Through the activation of protein kinase A, ursolic acid appears to increase lipolysis in vitro as well as to decrease hormone-sensitive lipase and perilipin activity. Lipolysis favors the production of energy from fatty acids into the mitochondria, enabling the generation of free fatty acids from triglycerides stored in adipocytes of white adipose tissue. As a result, there is an activation of fatty acids as well as a translocation to the mitochondria from tissues such as muscle and brown adipose tissue. As a final result, the production of energy occurs from β-oxidation of fatty acids in mitochondria and in some cases in the peroxisome.
There is no established dose for ursolic acid. Animal studies have found benefits with ursolic acid at 0.05%-0.2% of the diet[86-93], which is about 10-40 mg/kg based on their weight and food intake. In clinical trials, a 150-mg dose one to three times a day has been used, providing a maximum of 450 mg and revealing some biological activity.
No adverse effects have been associated with ursolic acid in humans.
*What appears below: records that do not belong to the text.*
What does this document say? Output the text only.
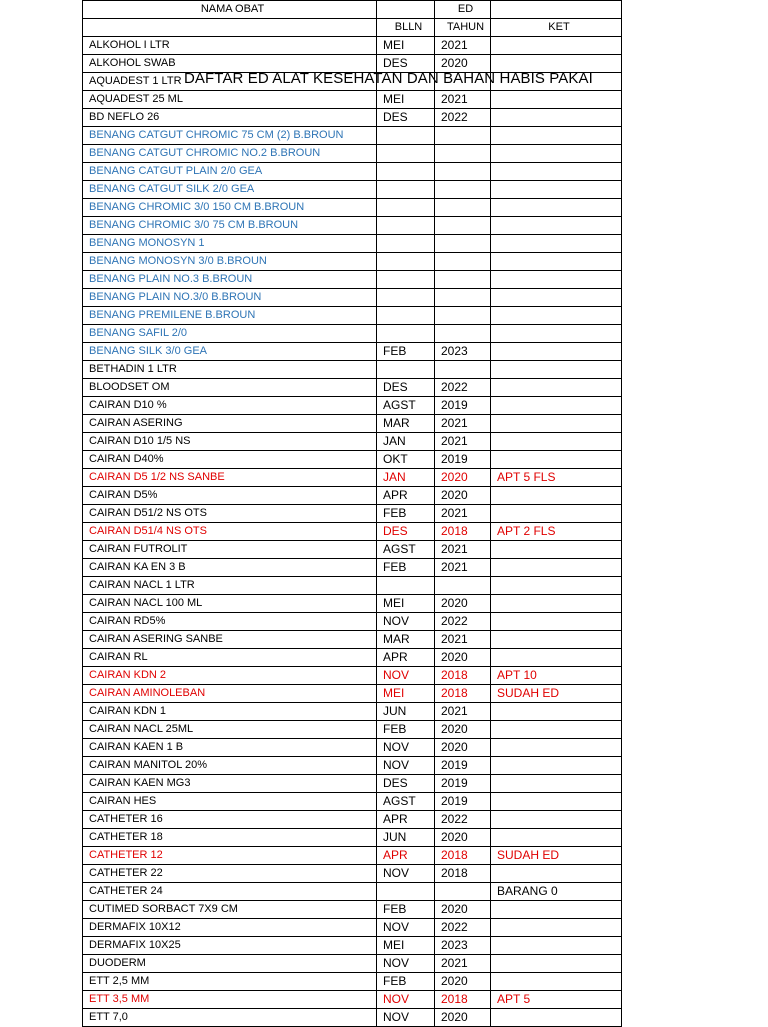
NAMA OBAT		ED	
	BLLN	TAHUN	KET
ALKOHOL I LTR	MEI	2021	
ALKOHOL SWAB	DES	2020	
AQUADEST 1 LTR			
AQUADEST 25 ML	MEI	2021	
BD NEFLO 26	DES	2022	
BENANG CATGUT CHROMIC 75 CM (2) B.BROUN			
BENANG CATGUT CHROMIC NO.2 B.BROUN			
BENANG CATGUT PLAIN 2/0 GEA			
BENANG CATGUT SILK 2/0 GEA			
BENANG CHROMIC 3/0 150 CM B.BROUN			
BENANG CHROMIC 3/0 75 CM B.BROUN			
BENANG MONOSYN 1			
BENANG MONOSYN 3/0 B.BROUN			
BENANG PLAIN NO.3 B.BROUN			
BENANG PLAIN NO.3/0 B.BROUN			
BENANG PREMILENE B.BROUN			
BENANG SAFIL 2/0			
BENANG SILK 3/0 GEA	FEB	2023	
BETHADIN 1 LTR			
BLOODSET OM	DES	2022	
CAIRAN D10 %	AGST	2019	
CAIRAN ASERING	MAR	2021	
CAIRAN D10 1/5 NS	JAN	2021	
CAIRAN D40%	OKT	2019	
CAIRAN D5 1/2 NS SANBE	JAN	2020	APT 5 FLS
CAIRAN D5%	APR	2020	
CAIRAN D51/2 NS OTS	FEB	2021	
CAIRAN D51/4 NS OTS	DES	2018	APT 2 FLS
CAIRAN FUTROLIT	AGST	2021	
CAIRAN KA EN 3 B	FEB	2021	
CAIRAN NACL 1 LTR			
CAIRAN NACL 100 ML	MEI	2020	
CAIRAN RD5%	NOV	2022	
CAIRAN ASERING SANBE	MAR	2021	
CAIRAN RL	APR	2020	
CAIRAN KDN 2	NOV	2018	APT 10
CAIRAN AMINOLEBAN	MEI	2018	SUDAH ED
CAIRAN KDN 1	JUN	2021	
CAIRAN NACL 25ML	FEB	2020	
CAIRAN KAEN 1 B	NOV	2020	
CAIRAN MANITOL 20%	NOV	2019	
CAIRAN KAEN MG3	DES	2019	
CAIRAN HES	AGST	2019	
CATHETER 16	APR	2022	
CATHETER 18	JUN	2020	
CATHETER 12	APR	2018	SUDAH ED
CATHETER 22	NOV	2018	
CATHETER 24			BARANG 0
CUTIMED SORBACT 7X9 CM	FEB	2020	
DERMAFIX 10X12	NOV	2022	
DERMAFIX 10X25	MEI	2023	
DUODERM	NOV	2021	
ETT 2,5 MM	FEB	2020	
ETT 3,5 MM	NOV	2018	APT 5
ETT 7,0	NOV	2020	
DAFTAR ED ALAT KESEHATAN DAN BAHAN HABIS PAKAI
However, studies in animals have reported that ursolic acid at very high doses resulted in a decrease of sperm motility, cell death and DNA damage. Due to the beneficial effects of ursolic acid on several components of the MetS, its clinical administration should be further studied.
Nutraceutic therapies such as berberine, bitter melon, G. sylvestre, I. gabonensis, resveratrol and ursolic acid have demonstrated substantial scientific information regarding their safety and beneficial effects to be comprehensively considered for treating patients with MetS. Berberine and resveratrol, which already have been studied in patients with MetS, have demonstrated valuable results. For the remainder of the nutraceutics presented in this review, it may be necessary to perform more in-depth studies to be clinically recommended.